The benefits of masks in preventing severe illness or death from COVID-19 among children are infinitesimally small. At the same time, they are disruptive to learning and communicating in classrooms.  They may be partially effective in shielding adults from COVID, but when is it ethical to burden children to benefit adults?  Today, adults have no reason to put their safety ahead of the well-being of school kids.  Vaccinations effectively keep adults out of the hospital and even better at preventing death. A healthy, fully vaccinated teacher is close to impervious to threats posed by COVID-19 spread in the classroom.  By now, every teacher in America has been offered the vaccine; many were in the priority group, even above vulnerable older people. 

COVID-19 is less of a threat to children than accidents or the common flu. The survival rate among American children with confirmed cases is approximately 99.99%; remarkably, recent studies find an even higher survival rate.  Like the teachers, every school-age child is also eligible for a vaccine if their family chooses to get them one.

The long-term harm to kids from masking is potentially enormous.  Masking is a psychological stressor for children and disrupts learning.  Covering the lower half of the face of both teacher and pupil reduces the ability to communicate.  In particular, children lose the experience of mimicking expressions, an essential nonverbal communication tool.  Positive emotions such as laughing and smiling become less recognizable, and negative emotions get amplified. Bonding between teachers and students takes a hit. Overall, masking likely exacerbates the chances that a child will experience anxiety and depression, which are already at pandemic levels themselves.

Other countries, like Ireland, announced that it won’t require masks in schools because they “may exacerbate anxiety or breathing difficulties for some students.” Some children compensate for such difficulties by breathing through their mouths. Chronic and prolonged mouth breathing can alter facial development. It is well-documented that mouth-breathe children can develop mouth deformities and elongated faces because adenoids block their nasal airways.  

The possible psychological harm of widespread masking is an even greater worry. Facial expressions are integral to human connection, particularly for young children, who only learn to signal fear, confusion, and happiness. Covering a child’s face mutes these nonverbal forms of communication and can result in robotic and emotionless interactions, anxiety, and depression. Seeing people speak is a building block of phonetic development. It is essential for children with disabilities such as hearing impairment. Children begin to recognize basic emotions – happiness, sadness, fear, anger, and so on – from as early as ten months of age, with development peaking around five or six years, says Kang Lee, a developmental psychologist at the University of Toronto.  Being able to see faces in their entirety is a vital part of such development, and masking can hinder that process; he says: “We learn emotions mostly through the face.” 
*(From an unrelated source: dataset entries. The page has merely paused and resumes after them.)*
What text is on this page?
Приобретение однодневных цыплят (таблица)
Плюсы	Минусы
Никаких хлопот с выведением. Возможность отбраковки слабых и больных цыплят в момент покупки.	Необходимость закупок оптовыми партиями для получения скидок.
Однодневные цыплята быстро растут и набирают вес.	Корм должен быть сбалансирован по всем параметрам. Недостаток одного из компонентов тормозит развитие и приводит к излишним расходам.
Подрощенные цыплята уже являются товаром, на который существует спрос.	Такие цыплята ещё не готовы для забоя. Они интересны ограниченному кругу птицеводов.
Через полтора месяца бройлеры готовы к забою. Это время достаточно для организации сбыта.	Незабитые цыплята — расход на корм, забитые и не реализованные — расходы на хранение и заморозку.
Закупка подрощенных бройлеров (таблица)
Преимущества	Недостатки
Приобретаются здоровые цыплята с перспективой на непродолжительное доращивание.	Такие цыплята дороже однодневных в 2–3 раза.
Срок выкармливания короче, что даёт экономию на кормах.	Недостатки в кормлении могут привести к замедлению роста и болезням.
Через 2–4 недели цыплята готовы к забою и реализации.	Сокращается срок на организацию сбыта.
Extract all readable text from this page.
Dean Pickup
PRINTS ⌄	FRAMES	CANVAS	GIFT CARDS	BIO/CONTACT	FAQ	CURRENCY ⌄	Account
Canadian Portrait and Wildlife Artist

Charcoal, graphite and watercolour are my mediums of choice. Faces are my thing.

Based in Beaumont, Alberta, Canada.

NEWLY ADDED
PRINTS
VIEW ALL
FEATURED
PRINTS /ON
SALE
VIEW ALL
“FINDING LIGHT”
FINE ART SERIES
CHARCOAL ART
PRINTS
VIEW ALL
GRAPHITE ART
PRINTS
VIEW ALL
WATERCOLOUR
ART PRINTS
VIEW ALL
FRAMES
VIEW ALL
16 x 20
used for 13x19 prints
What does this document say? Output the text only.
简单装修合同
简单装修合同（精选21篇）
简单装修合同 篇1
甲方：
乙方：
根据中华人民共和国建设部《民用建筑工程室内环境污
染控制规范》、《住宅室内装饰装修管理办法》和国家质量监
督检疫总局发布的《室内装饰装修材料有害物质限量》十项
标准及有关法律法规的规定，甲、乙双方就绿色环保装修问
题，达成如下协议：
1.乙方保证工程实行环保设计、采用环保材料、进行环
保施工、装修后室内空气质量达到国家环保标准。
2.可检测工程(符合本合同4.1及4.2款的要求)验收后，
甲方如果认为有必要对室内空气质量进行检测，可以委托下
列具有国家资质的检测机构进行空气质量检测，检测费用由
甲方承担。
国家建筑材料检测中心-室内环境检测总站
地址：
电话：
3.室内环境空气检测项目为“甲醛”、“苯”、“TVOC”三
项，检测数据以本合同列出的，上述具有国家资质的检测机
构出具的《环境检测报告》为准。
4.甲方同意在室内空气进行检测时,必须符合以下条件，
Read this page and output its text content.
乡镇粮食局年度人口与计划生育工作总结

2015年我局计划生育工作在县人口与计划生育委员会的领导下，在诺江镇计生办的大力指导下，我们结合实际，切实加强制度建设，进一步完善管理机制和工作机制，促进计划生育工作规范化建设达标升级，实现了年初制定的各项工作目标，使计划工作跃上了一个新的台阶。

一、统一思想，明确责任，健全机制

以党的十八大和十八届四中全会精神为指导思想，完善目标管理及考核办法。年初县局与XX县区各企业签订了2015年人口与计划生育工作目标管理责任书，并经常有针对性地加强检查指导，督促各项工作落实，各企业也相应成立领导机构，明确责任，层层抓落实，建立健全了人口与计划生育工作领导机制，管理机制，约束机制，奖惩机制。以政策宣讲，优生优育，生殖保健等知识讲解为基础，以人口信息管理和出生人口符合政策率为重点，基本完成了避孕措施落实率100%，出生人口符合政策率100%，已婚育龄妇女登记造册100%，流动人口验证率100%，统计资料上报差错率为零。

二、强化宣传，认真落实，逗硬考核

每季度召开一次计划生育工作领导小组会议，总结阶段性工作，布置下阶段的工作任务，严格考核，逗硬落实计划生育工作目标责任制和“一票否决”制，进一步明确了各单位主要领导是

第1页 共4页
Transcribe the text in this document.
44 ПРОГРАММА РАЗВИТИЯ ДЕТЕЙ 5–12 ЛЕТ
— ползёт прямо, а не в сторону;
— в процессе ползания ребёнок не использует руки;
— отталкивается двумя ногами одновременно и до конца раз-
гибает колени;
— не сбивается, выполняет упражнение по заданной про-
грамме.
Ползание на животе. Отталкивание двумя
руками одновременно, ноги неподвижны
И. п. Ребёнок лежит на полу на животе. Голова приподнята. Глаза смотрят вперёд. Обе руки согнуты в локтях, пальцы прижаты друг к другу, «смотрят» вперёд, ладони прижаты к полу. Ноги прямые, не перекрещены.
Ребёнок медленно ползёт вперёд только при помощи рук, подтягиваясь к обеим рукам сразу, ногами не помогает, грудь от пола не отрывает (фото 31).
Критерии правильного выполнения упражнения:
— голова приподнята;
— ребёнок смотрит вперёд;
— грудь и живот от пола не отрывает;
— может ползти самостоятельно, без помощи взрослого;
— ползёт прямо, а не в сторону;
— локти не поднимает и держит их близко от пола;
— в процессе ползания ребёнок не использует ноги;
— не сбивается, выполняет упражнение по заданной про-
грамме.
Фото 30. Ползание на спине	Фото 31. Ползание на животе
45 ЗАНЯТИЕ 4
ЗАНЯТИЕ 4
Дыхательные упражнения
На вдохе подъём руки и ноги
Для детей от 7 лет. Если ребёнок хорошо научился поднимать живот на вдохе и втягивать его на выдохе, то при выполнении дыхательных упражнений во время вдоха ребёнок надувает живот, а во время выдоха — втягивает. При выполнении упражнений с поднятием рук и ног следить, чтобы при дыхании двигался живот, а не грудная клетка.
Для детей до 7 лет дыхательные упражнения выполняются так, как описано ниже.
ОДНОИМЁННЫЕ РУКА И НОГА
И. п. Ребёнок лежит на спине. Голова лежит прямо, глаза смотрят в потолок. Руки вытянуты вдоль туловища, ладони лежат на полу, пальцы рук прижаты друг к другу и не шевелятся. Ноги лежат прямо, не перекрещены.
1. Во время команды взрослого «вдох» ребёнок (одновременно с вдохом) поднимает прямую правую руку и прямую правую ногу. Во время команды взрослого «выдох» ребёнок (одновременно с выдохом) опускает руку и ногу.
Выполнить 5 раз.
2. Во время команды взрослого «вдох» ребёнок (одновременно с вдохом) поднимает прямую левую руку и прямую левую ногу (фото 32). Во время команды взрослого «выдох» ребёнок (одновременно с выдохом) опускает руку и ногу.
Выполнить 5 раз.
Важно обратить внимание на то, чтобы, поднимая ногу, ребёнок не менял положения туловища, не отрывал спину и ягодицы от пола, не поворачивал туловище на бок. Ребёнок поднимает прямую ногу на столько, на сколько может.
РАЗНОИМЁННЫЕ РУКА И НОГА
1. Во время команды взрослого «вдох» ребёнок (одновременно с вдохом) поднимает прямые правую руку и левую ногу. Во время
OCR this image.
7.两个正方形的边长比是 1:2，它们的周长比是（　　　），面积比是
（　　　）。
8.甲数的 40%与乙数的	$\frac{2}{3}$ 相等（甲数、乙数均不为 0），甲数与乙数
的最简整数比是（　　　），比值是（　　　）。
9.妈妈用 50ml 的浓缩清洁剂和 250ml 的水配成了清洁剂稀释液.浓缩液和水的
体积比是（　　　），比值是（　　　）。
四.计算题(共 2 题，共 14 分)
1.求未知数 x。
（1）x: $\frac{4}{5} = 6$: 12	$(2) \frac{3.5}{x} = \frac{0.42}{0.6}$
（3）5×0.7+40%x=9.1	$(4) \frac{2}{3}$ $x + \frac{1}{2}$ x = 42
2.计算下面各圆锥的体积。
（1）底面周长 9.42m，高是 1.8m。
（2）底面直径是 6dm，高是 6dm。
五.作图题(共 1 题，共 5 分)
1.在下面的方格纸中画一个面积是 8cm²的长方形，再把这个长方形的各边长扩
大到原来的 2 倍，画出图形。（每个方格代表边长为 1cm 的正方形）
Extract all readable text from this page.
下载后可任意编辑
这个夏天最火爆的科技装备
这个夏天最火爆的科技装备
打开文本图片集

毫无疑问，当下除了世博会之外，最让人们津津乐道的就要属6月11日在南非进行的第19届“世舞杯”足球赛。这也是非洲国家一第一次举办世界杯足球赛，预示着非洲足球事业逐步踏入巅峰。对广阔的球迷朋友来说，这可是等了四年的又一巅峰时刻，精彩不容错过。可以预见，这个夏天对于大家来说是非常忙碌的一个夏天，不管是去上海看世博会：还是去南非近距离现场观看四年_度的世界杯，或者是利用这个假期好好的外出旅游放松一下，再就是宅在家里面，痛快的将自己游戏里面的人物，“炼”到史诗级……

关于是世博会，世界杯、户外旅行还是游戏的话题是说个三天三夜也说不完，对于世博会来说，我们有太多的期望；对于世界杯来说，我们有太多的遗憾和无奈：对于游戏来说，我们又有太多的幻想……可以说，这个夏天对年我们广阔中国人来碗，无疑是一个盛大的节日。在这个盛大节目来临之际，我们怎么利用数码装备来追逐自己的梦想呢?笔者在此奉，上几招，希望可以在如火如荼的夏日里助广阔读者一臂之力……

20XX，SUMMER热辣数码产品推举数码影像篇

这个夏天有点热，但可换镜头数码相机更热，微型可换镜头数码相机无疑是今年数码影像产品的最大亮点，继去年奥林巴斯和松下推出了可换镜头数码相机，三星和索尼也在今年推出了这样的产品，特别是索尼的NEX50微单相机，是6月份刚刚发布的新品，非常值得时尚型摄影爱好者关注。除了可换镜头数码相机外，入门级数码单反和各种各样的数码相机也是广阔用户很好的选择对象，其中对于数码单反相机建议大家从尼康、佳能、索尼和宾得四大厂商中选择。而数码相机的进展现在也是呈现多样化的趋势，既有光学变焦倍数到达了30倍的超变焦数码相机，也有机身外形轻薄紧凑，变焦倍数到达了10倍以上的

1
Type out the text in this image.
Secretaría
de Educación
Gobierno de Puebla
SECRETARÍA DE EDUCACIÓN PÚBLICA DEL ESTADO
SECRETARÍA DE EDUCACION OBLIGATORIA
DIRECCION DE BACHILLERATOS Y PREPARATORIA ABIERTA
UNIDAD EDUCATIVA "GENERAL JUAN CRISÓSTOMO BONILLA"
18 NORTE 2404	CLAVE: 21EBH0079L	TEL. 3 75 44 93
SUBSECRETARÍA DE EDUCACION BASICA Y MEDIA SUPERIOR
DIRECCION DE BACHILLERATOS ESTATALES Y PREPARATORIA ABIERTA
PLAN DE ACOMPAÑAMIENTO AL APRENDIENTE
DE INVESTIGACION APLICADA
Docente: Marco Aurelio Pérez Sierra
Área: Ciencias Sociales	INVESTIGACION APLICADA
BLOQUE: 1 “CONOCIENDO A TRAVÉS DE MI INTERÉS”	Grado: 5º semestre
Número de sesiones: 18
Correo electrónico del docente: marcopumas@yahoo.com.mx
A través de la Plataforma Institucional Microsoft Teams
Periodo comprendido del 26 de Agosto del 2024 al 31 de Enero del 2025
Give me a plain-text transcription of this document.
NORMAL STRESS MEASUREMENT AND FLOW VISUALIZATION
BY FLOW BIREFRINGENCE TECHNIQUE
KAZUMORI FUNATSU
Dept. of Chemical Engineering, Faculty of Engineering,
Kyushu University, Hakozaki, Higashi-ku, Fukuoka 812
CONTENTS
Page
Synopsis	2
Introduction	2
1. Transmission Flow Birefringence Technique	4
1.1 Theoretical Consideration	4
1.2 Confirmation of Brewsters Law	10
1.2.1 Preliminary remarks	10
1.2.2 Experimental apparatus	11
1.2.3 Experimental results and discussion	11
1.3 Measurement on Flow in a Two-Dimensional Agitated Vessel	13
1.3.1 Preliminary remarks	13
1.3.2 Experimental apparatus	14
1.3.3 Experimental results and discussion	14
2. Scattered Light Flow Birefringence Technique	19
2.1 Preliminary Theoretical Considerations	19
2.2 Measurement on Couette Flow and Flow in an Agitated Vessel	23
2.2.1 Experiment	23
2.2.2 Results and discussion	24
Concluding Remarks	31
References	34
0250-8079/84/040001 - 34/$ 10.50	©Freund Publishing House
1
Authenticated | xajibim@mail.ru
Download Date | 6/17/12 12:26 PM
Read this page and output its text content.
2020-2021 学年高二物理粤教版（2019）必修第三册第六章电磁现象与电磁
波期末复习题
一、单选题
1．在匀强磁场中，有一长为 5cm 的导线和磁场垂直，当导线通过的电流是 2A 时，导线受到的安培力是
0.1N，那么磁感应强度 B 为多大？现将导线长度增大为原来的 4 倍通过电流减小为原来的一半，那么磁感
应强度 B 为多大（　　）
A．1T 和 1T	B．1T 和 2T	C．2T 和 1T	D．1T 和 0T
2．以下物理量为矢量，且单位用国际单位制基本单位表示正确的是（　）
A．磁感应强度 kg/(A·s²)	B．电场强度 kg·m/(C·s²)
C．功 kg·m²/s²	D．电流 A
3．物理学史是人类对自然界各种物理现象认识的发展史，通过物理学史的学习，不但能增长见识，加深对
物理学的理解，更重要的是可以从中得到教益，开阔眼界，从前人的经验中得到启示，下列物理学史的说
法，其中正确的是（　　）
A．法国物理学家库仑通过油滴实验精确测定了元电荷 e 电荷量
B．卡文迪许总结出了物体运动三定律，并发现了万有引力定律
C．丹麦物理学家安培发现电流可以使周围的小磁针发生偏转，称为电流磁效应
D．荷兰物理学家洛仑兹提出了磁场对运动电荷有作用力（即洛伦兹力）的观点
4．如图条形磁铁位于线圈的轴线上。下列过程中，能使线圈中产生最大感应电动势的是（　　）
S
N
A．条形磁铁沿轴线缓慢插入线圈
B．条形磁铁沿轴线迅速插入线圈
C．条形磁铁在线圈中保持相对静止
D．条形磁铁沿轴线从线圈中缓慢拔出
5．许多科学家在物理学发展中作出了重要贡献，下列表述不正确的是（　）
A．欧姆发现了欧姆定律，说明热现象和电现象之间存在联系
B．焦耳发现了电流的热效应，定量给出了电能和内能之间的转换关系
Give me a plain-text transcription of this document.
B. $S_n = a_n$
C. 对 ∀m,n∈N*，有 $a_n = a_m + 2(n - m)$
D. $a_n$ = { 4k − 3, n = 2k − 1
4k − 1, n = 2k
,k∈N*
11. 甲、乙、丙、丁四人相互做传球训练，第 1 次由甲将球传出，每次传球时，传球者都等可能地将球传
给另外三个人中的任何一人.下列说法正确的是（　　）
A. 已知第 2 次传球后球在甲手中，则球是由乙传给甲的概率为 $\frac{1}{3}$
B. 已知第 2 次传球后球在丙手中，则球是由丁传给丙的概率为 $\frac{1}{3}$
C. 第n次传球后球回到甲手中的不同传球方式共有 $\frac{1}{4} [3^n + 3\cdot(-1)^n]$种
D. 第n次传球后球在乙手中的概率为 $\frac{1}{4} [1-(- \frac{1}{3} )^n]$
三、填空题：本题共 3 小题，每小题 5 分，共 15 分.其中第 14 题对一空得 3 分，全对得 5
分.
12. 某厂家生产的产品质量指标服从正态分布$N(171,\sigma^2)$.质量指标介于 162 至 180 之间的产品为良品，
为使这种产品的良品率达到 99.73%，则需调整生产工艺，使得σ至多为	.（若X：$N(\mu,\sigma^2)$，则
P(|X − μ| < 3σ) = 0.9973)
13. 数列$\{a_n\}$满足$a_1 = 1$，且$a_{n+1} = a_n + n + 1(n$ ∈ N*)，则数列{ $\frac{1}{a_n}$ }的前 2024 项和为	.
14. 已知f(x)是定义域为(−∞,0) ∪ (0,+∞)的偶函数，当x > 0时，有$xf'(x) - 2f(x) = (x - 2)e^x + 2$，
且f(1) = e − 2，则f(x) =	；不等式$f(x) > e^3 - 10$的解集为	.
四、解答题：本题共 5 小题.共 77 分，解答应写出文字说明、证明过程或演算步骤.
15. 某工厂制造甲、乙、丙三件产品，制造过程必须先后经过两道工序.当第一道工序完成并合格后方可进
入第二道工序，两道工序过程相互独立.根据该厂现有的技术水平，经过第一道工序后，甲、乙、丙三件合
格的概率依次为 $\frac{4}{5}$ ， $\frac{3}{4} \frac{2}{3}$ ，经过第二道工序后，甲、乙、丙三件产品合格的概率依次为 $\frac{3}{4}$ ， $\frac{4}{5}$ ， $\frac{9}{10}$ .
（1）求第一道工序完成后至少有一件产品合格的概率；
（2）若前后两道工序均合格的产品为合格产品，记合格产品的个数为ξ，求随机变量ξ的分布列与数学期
The one potentially greater area of concern may be the impact of masks on children’s language development. It is part of our North Carolina curriculum that children learn through observation. They look at the movement of the mouth and see the lips and tongue move. T tongue placement is essential if you think about the “’th” sound. 

The situation for children with special needs is even more significant, says Stephen Camarata, a hearing and speech sciences professor at Vanderbilt University in Tennessee who works extensively with such kids. “Children with disabilities, especially hearing loss, use facial features to fill in the information they’re not hearing,” he says. “They really need that visual information to understand what you’re saying. With masks on, they’re just not getting access to those cues.” He also expects masks to generally make it harder for young children to learn new words: “In the short term, in terms of comprehending new words and vocabulary, [masks are] going to have an attenuating effect.” 

If all of these reasons are not enough, masks are being used by our schools to impact students’ access to vital nutrition throughout.  Children are given 10 minutes to eat their lunch on a good day and are no longer given access to snack time in between.  According to the American Academy of Nutrition and Dietetics, “children and teens need to eat every three to four hours throughout the day to fuel their growing, active bodies and meet their MyPlate daily food plan. This translates into the following:

Younger kids need to eat three meals and at least two snacks a day.Older kids need to eat three meals and at least one snack a day (they may need two snacks if they’re going through a growth spurt or if they are very physically active).”

Ironically, this is the recognized source of truth for all of North Carolina schools, and yet we are ignoring it for “masking.” This is leading to undernourished children and is exacerbating eating disorder behavior in others.  

I hope you will vote today to remove the mask mandate to decide as parents what is best for our family.